As far as destiny’s went, it certainly wouldn’t be the worst one that Harry felt that fate saddled him with.
“I missed you,” Harry murmured as he picked Leah up and moved her to the counter. It evened the couple of inch difference out in their heights and Harry began a slow assault on her neck. He kissed beneath her ear and smiled when she made a hum of appreciation. “So bloody much, Leah.”
“I missed you,” she said breathlessly as Harry moved from her neck to her jaw and back down again. “I didn’t want you to leave.”
Harry, very reluctantly, pulled his mouth from her skin and narrowed his eyes at her. “You told me to go,” he reminded her, his voice a little rough with emotion. “You said get out, then ignored my texts.”
Apparently Harry knew how to kill a mood pretty quick, because Leah yanked her hands from his hair and snatched at the towel that had been slipping lower and lower and tightened it firmly back in place.
“You wanted to go,” she said with a scowl. “I wasn’t going to beg you to stay, I’m not going to make myself look pathetic.”
Harry tried to fix the suddenly tense mood. “You could have came with me.” He reached up and ran his fingers softly through her wet hair. “You could have met my friends, my family, my godson…”
Leah closed her eyes as Harry toyed with her hair, her face relaxing into a more passive expression. “How would you have introduced me?” she asked with a mild smirk. “‘Hi guys, this is my friend Seth’s sister’?”
“Don’t be daft,” Harry chuckled. He ducked his head over by her ear and lowered his voice to something he hoped sounded seductive. “I would have said you’re my favorite bitchy waitress.”
Leah opened her eyes to glare at Harry, but she softened when she saw the teasing smile on his lips. “Are you staying now?” she asked. “Is that why you’re back?”
Harry grinned and dug in his pocket before triumphantly holding out a business card that he handed to Leah.
Leah read it before looking back up at Harry with a cute look of confusion. “What does Chief Swan’s phone number have to do with anything?”

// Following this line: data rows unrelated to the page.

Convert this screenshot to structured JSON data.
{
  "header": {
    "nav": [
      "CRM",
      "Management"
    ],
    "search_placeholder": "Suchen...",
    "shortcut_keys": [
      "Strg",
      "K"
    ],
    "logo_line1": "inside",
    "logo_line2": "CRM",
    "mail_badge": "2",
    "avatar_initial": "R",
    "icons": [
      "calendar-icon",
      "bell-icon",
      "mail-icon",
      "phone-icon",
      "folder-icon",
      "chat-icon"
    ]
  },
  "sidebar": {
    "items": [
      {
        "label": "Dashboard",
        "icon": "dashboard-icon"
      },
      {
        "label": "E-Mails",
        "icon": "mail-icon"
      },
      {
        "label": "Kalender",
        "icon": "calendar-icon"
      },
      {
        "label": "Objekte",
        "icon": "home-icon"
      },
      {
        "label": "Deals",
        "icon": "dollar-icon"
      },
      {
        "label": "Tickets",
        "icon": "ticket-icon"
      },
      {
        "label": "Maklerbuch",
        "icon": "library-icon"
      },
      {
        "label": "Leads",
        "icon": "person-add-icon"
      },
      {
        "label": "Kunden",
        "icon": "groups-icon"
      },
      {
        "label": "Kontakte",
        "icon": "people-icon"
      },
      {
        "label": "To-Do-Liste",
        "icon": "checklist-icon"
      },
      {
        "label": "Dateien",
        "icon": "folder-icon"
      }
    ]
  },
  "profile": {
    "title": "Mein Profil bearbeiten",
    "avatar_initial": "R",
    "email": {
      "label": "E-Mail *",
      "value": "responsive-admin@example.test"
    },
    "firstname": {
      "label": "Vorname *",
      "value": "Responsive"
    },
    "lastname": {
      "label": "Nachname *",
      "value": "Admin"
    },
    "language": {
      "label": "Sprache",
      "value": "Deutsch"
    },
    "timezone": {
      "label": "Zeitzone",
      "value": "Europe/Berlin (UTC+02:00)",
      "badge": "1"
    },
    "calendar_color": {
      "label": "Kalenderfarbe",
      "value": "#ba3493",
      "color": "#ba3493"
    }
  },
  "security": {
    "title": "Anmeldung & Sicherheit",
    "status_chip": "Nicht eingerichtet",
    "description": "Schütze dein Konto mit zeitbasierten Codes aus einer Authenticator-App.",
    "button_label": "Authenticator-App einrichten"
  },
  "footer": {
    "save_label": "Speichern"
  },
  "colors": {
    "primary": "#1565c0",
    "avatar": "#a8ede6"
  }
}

“You should keep that,” Harry said, folding her fingers over the card. “So if I get hurt at work or something, you have my bosses phone number.”
Leah looked from the card to Harry quickly. “You’re staying?” she asked slowly. “For sure?”
“For sure,” Harry said. He tried to smile, hoping it made him look charming and attractive instead of nervous and on edge. “So… do you still need a roommate?”
Leah couldn’t just say yes like a normal person. Instead, she threw her arms around Harry’s neck and wrapped her long legs around his waist as she pulled him back in for another scorching kiss.
And if Leah didn’t want to talk, that was fine.
Harry didn’t either.
He scooped Leah off the counter and moved to her bedroom.
There was plenty of time to talk tomorrow.